The epicenter of the quake was six kilometers (3.73 miles) northeast of Majene city at a depth of 10 kilometers.
Initial information from the country's disaster mitigation agency showed that four people had died and 637 others were injured in Majene, while there were three more fatalities and two dozen injured in the neighboring area of Mamuju.
Thousands had fled their homes to seek safety when the quake hit just after 1 am local time on Friday morning, damaging at least 60 homes, the agency said.
The quake was felt strongly for about seven seconds but did not trigger a tsunami warning.
Videos on social media showed residents fleeing to higher ground on motorcycles, and a child trapped under the rubble as people tried to remove debris with their bare hands.
Some buildings were badly damaged, including two hotels, the office of the governor of West Sulawesi and a mall, Sudirman Samual, a journalist based in Mamuju, north of the epicenter, told Reuters.
At least one route into Mamuju had been cut off, he said, due to damage to a bridge.
Hours earlier on Thursday, a 5.9-magnitude earthquake struck in the same district damaging several houses.

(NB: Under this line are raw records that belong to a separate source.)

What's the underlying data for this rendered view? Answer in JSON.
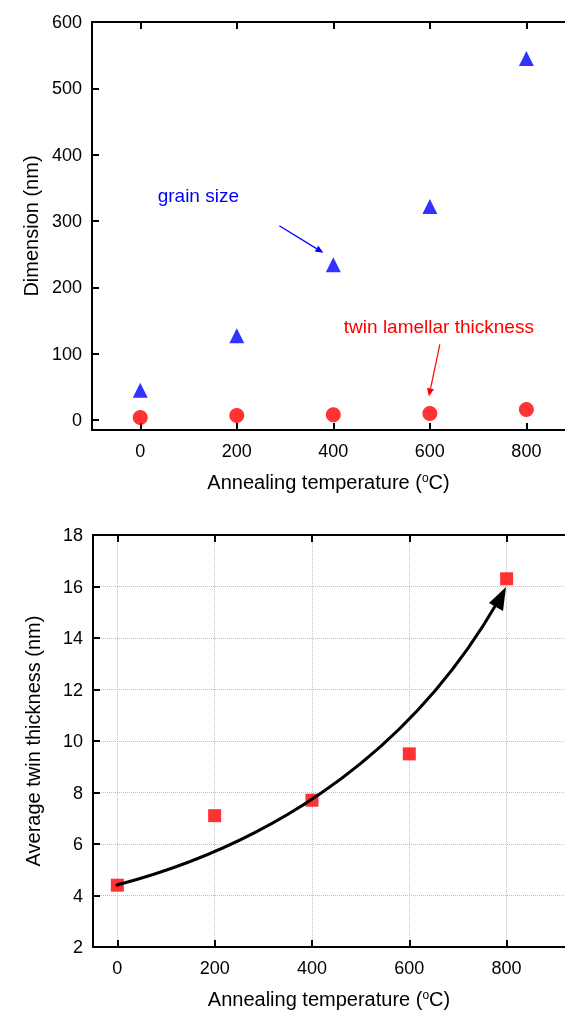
{
  "chart_data": [
    {
      "type": "scatter",
      "xlabel": "Annealing temperature ($^{o}$C)",
      "ylabel": "Dimension (nm)",
      "x": [
        0,
        200,
        400,
        600,
        800
      ],
      "series": [
        {
          "name": "grain size",
          "color": "#0000ff",
          "marker": "triangle",
          "values": [
            45,
            127,
            234,
            322,
            545
          ]
        },
        {
          "name": "twin lamellar thickness",
          "color": "#ff0000",
          "marker": "circle",
          "values": [
            4,
            7,
            8,
            10,
            16
          ]
        }
      ],
      "xlim": [
        -100,
        880
      ],
      "xticks": [
        0,
        200,
        400,
        600,
        800
      ],
      "ylim": [
        -15,
        600
      ],
      "yticks": [
        0,
        100,
        200,
        300,
        400,
        500,
        600
      ],
      "grid": false
    },
    {
      "type": "scatter",
      "xlabel": "Annealing temperature ($^{o}$C)",
      "ylabel": "Average twin thickness (nm)",
      "x": [
        0,
        200,
        400,
        600,
        800
      ],
      "series": [
        {
          "color": "#ff0000",
          "marker": "square",
          "values": [
            4.4,
            7.1,
            7.7,
            9.5,
            16.3
          ]
        }
      ],
      "xlim": [
        -50,
        920
      ],
      "xticks": [
        0,
        200,
        400,
        600,
        800
      ],
      "ylim": [
        2,
        18
      ],
      "yticks": [
        2,
        4,
        6,
        8,
        10,
        12,
        14,
        16,
        18
      ],
      "grid": true
    }
  ]
}
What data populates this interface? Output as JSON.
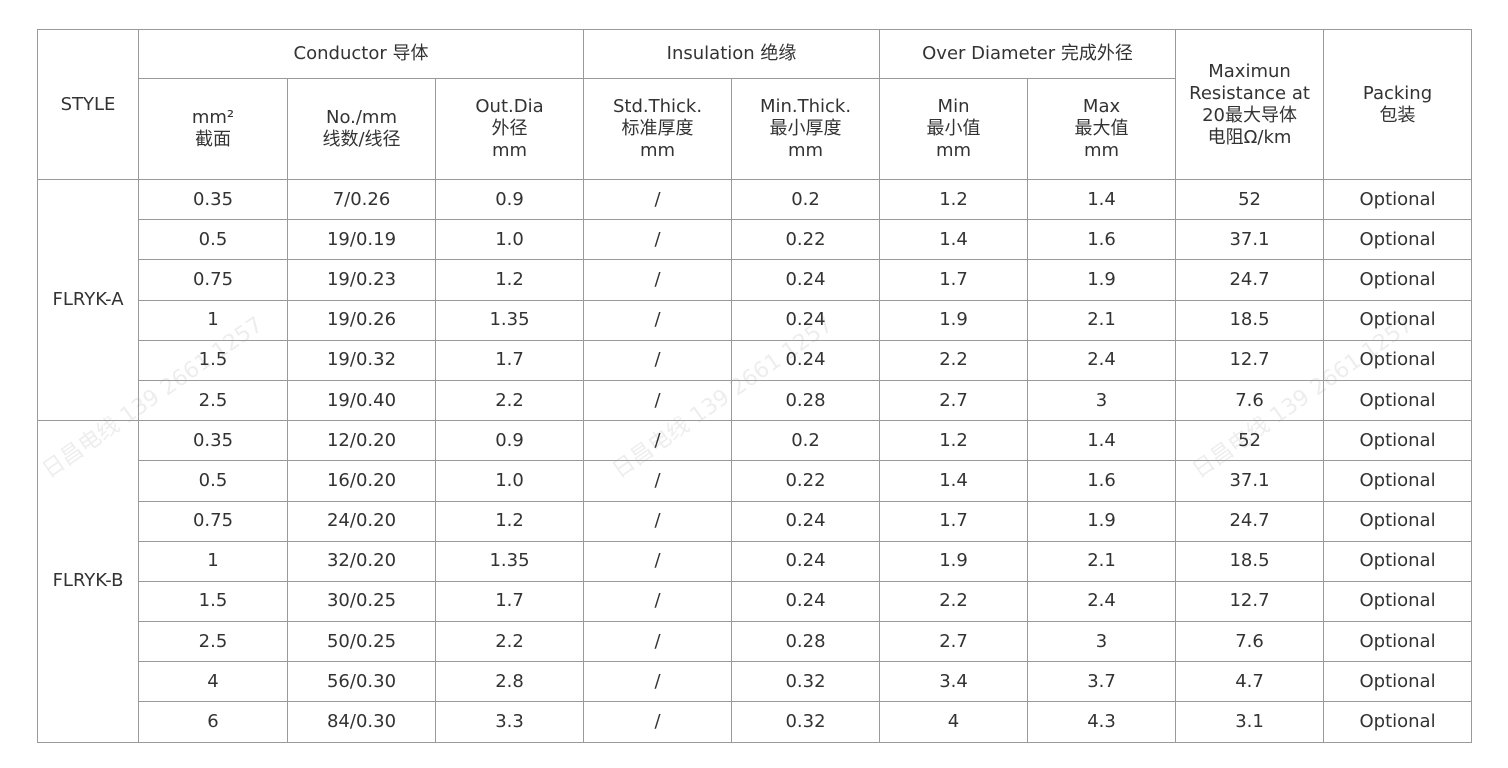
{
  "watermark": "日昌电线 139 2661 1257",
  "header": {
    "style": "STYLE",
    "conductor": "Conductor 导体",
    "insulation": "Insulation 绝缘",
    "over_diameter": "Over Diameter 完成外径",
    "resistance": "Maximun\nResistance at\n20最大导体\n电阻Ω/km",
    "packing": "Packing\n包装",
    "mm2": "mm²\n截面",
    "no_mm": "No./mm\n线数/线径",
    "out_dia": "Out.Dia\n外径\nmm",
    "std_thick": "Std.Thick.\n标准厚度\nmm",
    "min_thick": "Min.Thick.\n最小厚度\nmm",
    "min": "Min\n最小值\nmm",
    "max": "Max\n最大值\nmm"
  },
  "groups": [
    {
      "style": "FLRYK-A",
      "rows": [
        [
          "0.35",
          "7/0.26",
          "0.9",
          "/",
          "0.2",
          "1.2",
          "1.4",
          "52",
          "Optional"
        ],
        [
          "0.5",
          "19/0.19",
          "1.0",
          "/",
          "0.22",
          "1.4",
          "1.6",
          "37.1",
          "Optional"
        ],
        [
          "0.75",
          "19/0.23",
          "1.2",
          "/",
          "0.24",
          "1.7",
          "1.9",
          "24.7",
          "Optional"
        ],
        [
          "1",
          "19/0.26",
          "1.35",
          "/",
          "0.24",
          "1.9",
          "2.1",
          "18.5",
          "Optional"
        ],
        [
          "1.5",
          "19/0.32",
          "1.7",
          "/",
          "0.24",
          "2.2",
          "2.4",
          "12.7",
          "Optional"
        ],
        [
          "2.5",
          "19/0.40",
          "2.2",
          "/",
          "0.28",
          "2.7",
          "3",
          "7.6",
          "Optional"
        ]
      ]
    },
    {
      "style": "FLRYK-B",
      "rows": [
        [
          "0.35",
          "12/0.20",
          "0.9",
          "/",
          "0.2",
          "1.2",
          "1.4",
          "52",
          "Optional"
        ],
        [
          "0.5",
          "16/0.20",
          "1.0",
          "/",
          "0.22",
          "1.4",
          "1.6",
          "37.1",
          "Optional"
        ],
        [
          "0.75",
          "24/0.20",
          "1.2",
          "/",
          "0.24",
          "1.7",
          "1.9",
          "24.7",
          "Optional"
        ],
        [
          "1",
          "32/0.20",
          "1.35",
          "/",
          "0.24",
          "1.9",
          "2.1",
          "18.5",
          "Optional"
        ],
        [
          "1.5",
          "30/0.25",
          "1.7",
          "/",
          "0.24",
          "2.2",
          "2.4",
          "12.7",
          "Optional"
        ],
        [
          "2.5",
          "50/0.25",
          "2.2",
          "/",
          "0.28",
          "2.7",
          "3",
          "7.6",
          "Optional"
        ],
        [
          "4",
          "56/0.30",
          "2.8",
          "/",
          "0.32",
          "3.4",
          "3.7",
          "4.7",
          "Optional"
        ],
        [
          "6",
          "84/0.30",
          "3.3",
          "/",
          "0.32",
          "4",
          "4.3",
          "3.1",
          "Optional"
        ]
      ]
    }
  ]
}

Indonesia's disaster agency said a series of quakes in the past 24 hours had caused at least three landslides, and the electricity supply had been cut.
Straddling the so-called Pacific 'Ring of Fire', Indonesia, a nation of high tectonic activity, is regularly hit by earthquakes.
In 2018, a devastating 6.2-magnitude quake and subsequent tsunami struck the city of Palu, in Sulawesi, killing thousands of people.